Is zij gedaald van uwe wanden,
Herlevende in haar gouden glans,
De zilvren lelie in haar handen
En om haar hoofd den myrtenkrans?
| |
[pagina 72]
| |
Is zij gerezen uit de baren,
En in een wolk van diamant
't Al overschittrend opgevaren,
Anthoesa, aan uw gouden strand?
Of kwam in zijn verheven lijnen
En in zijn goddelijken dos
Uw marmer, Fidias, verschijnen
Hoog stralend van der jonkheid blos?
Zij nadert... en de trotsche zuilen
En heel des tempels heerlijkheid
Gaan als in lichte neevlen schuilen
Voor hare slanke majesteit.
Zij nadert... en de gouden luister
Der wemelende, hoofsche schaar
Zinkt als de starren in het duister
Voor d'éenen zonneglans van haar
| |
[pagina 73]
| |
Hoog juicht het volk: ‘Irene, Irene!’
En groet in d'éenen zoeten naam,
U, schoone dochter van Athene,
U, bruid van zijn Augustus, saâm.
Irene, Irene, schoone vrede,
Die aan den fieren leeuw gepaard
De heerlijkheid van Hellas' zede
In reinheid dalen doet op de aard;
Irene, Irene, die barbaren
Der gratie wijsheid brengt en lach,
Hoog jubelen de breede scharen
Op uwen schoonen hoogtijdag.
En in het volksgewoel verloren
Juicht blijde de oude rhetor meê:
Daar gaat in éenen vorm herboren
Athene met Aphrodité.
| |
[pagina 74]
| |
II.
Een gouden band is vaak een looden keten,
Een rozenkrans wordt licht een doornenkroon,
Een schoone droom is half gedroomd vergeten,
Een hymne vindt haar slotakkoord in hoon;
Der wereld spel is slechts een dwaze logen,
Geen echo wekt haar streelende muziek,
Haar schoonheid is voor 's levens tocht vervlogen
Als 't kleurig stuifmeel van een vlinderwiek.
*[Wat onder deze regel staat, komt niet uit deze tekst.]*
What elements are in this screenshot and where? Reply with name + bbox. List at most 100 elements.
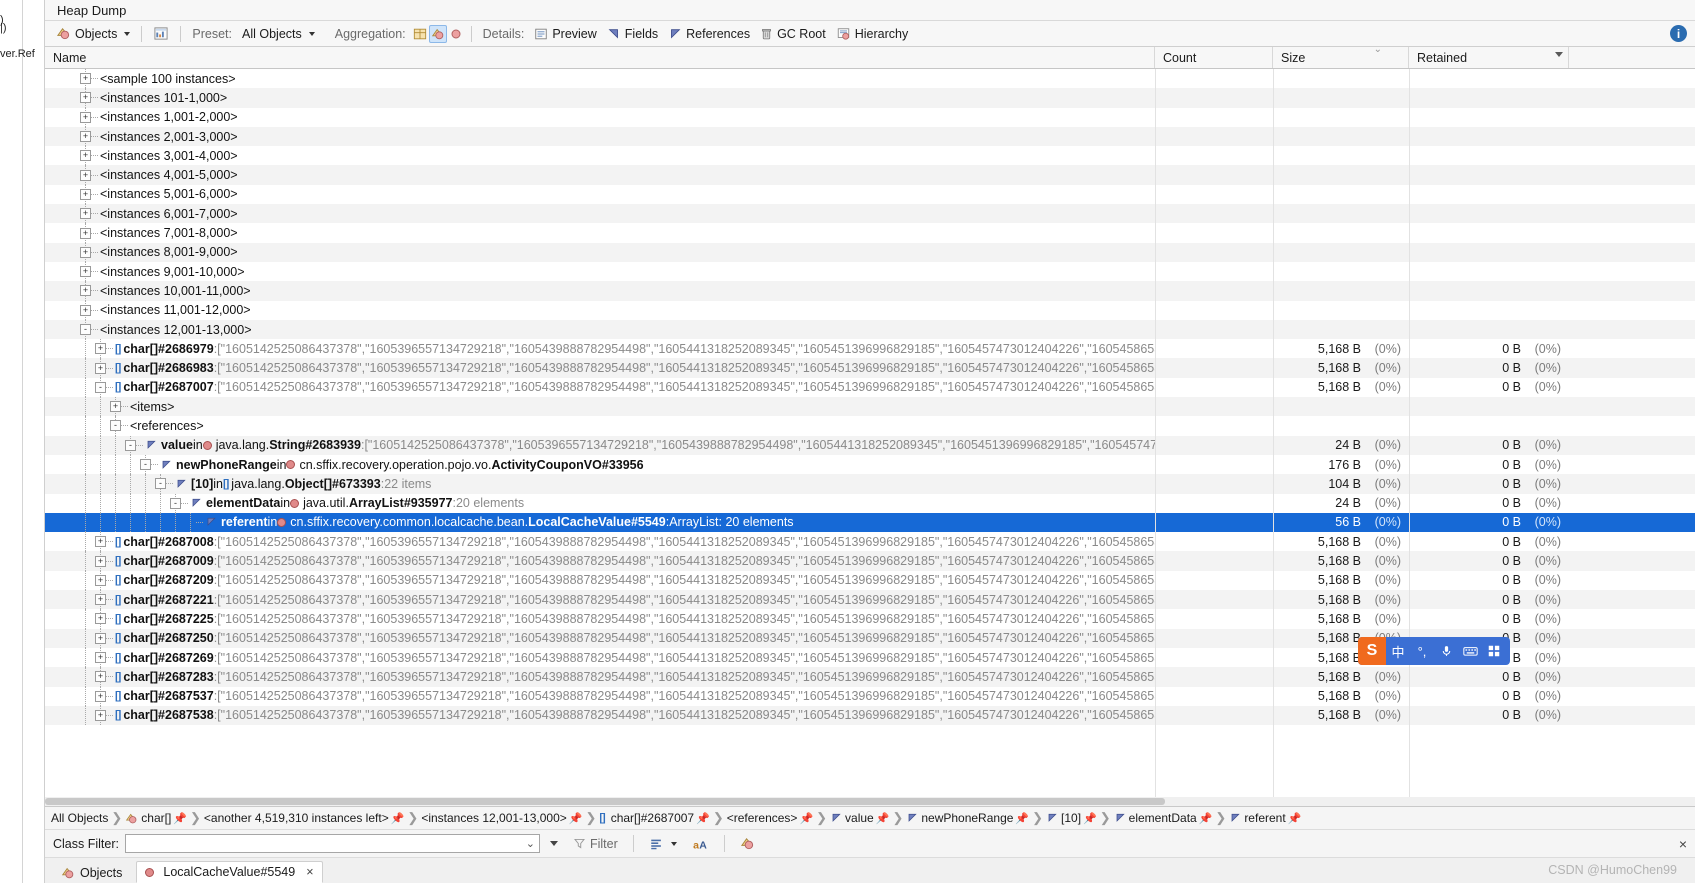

Droef peinzend staart de dochter der Hellenen
Op 't wonder spel, dat aan haar voeten lacht,
De koepels door der zonne glans omschenen,
Der golven speelsche en huppelende jacht;
Ach, om haar lippen speelt geen lach meer henen,
Al trillen ze ook van vlijmend scherpen spot;
Wat bracht haar 't leven? steenen, steenen, steenen!
Een spijs des doods in 't harde levenslot.
| |
[pagina 75]
| |
Het harte vol, de handen vol van bloemen
Zoo trad zij eens ter stad van Constantijn,
Vorstin van vrede zou een volk haar noemen
En vrede in liefde zou haar leven zijn!
Zij vond een volk in ijdelheid verbasterd,
Voor al het grootsche eunuuk naar hart en geest,
Dat in zijn spel het stout verleden lastert
En 't morgen als een dag der wrake vreest.
Een volk van d'ernst der dingen steeds onwetend,
Steeds bukkend voor de kracht van 't oogenblik,
Straks door een gril tot tijgerwoede ontketend,
Dan siddrend weêr in eigner gruwlen schrik,
Den heil'gen God en 't levend Woord vergetend,
Maar spinnend aan der drogreên spinnewiel,
De oneindigheid met spinnedraden metend,
In 't spinneweb verstrikkende de ziel.
| |
[pagina 76]
| |
Zij vond een gade... o, weêrgalooze weelde,
Als Psyche zoekt en schoonen Eros vindt,...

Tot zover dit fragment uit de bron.